Cruise stocks were supposed to be the cleanest ceasefire trade on the board. Brent off the highs, Strait of Hormuz rumors of reopening, a consumer that everyone said was still spending.

Carnival Corp. (NYSE:CCL) rallied 16% from its March 30 low. Norwegian Cruise Line Holdings Ltd. (NYSE:NCLH) bounced 11%. Royal Caribbean Group (NYSE:RCL) followed.

Then, Wall Street analysts started running the numbers against $90 crude.

And the numbers did not cooperate.

Bank of America analyst Andrew G. Didora became the latest to cut on Wednesday morning, trimming Royal Caribbean’s price target from $330 to $310 and Norwegian Cruise’s from $27 to $25.

The Cruise Ceasefire Rally Meets Reality: BofA Is The Latest To Cut

“1Q26 earnings season should focus on the demand impact of the Iran conflict and the flow through of higher commodity prices,” Didora said in a note.

BofA did not move alone. Morgan Stanley cut Norwegian Cruise’s price target from $24 to $23. UBS took it from $27 to $22. Wells Fargo & Co. cut from $32 to $26. Tigress Financial went from $38 to $32. Barclays trimmed from $22 to $21 .

Every major bank covering the industry has reported lower numbers over the last three weeks.

The pattern is a coordinated rewrite of the same two assumptions: fuel costs are running hotter than models priced, and European bookings are softer than management expected.

Both variables point in the same direction — 2026 yields and earnings per share were too high. Net yield is the cruise industry’s pricing thermometer. It measures net revenue — ticket sales plus onboard spending on drinks, casino, excursions – divided by the berth-days a ship has available to sell.

Think of it as dollars earned per cabin per night, stripped of commissions and pass-through costs.

“As the conflict has continued, we think net yields in 2Q-4Q26 could be softer than initially expected,” Didora said.

“NCLH noted in early March that 2026 bookings were slightly below its optimal booking range and we think any slowdown in the consumer’s booking appetite will only hurt pricing. As such, we expect pricing to remain under pressure,” he added.

What $90 Crude Does To A Cruise Ship’s Income Statement

Cruise lines burn marine bunker fuel, and bunker prices track crude with a one-to-two-week lag.

Brent at $98 per barrel and West Texas Intermediate near $89 – both up roughly 47% year-over-year – translate directly into higher 2026 fuel bills.

BofA just raised its 2026 fuel cost estimates by $174 million for Royal Caribbean and $81 million for Norwegian Cruise.

The fuel price per metric ton assumed for the second quarter jumped 24% for Royal Caribbean and 19% for Norwegian versus prior estimates.
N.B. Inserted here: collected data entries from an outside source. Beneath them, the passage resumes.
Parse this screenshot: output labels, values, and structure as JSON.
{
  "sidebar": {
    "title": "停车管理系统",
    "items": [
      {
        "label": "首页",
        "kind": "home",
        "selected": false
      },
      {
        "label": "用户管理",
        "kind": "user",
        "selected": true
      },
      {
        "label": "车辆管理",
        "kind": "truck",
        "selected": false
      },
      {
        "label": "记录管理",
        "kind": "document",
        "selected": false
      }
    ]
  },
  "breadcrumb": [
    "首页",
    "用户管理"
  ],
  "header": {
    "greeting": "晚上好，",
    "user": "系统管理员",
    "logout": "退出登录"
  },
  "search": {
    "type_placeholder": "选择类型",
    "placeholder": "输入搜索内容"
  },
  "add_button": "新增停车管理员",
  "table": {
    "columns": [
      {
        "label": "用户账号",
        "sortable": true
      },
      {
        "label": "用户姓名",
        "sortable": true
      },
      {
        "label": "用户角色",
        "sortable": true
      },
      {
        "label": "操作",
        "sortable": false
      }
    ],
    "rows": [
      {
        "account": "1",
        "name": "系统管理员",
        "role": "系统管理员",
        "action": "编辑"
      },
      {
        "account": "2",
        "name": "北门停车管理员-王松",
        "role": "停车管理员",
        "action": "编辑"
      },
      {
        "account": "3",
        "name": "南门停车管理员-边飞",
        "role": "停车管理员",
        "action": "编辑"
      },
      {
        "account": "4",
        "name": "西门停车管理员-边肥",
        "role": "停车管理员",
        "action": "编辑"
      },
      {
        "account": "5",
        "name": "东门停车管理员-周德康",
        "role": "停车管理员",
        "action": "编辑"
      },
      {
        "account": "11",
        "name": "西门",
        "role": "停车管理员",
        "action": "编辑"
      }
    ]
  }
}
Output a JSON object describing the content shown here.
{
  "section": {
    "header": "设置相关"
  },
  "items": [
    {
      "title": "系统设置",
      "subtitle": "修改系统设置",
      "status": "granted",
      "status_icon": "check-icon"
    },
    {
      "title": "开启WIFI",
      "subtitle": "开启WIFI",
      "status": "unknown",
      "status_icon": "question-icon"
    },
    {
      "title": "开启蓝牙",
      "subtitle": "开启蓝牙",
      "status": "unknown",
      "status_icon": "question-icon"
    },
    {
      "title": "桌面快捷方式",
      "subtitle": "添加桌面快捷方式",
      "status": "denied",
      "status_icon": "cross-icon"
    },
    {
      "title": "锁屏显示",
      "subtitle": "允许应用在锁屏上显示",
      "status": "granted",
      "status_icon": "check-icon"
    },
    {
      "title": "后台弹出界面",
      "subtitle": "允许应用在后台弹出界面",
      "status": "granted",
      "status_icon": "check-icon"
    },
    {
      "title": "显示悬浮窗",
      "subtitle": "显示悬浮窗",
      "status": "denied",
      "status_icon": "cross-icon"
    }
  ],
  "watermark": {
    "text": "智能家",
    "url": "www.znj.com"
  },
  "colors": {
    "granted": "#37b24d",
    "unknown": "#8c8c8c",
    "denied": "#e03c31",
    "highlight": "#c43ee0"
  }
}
Hedging cushions the blow – Royal Caribbean is 60% hedged for 2026, Norwegian is 51% hedged – but hedging only delays the pain, it does not eliminate it.

Market Reactions And What To Look Next

Shares of Royal Caribbean fell 1% during Wednesday’s morning trading. Norwegian Cruise slipped 0.5%, while Carnival added 0.4%.

Royal Caribbean reports first-quarter earnings on April 30, before the open. Norwegian follows a week later.

What investors will be listening for is not the first quarter print – those numbers are already tracking close to guidance – but the forward commentary.

The ceasefire rally was a reflex. The revision wave is the slow burn.

Cruise stocks have spent three weeks pricing in peace. The question the earnings season will answer is whether they also priced in $90 crude.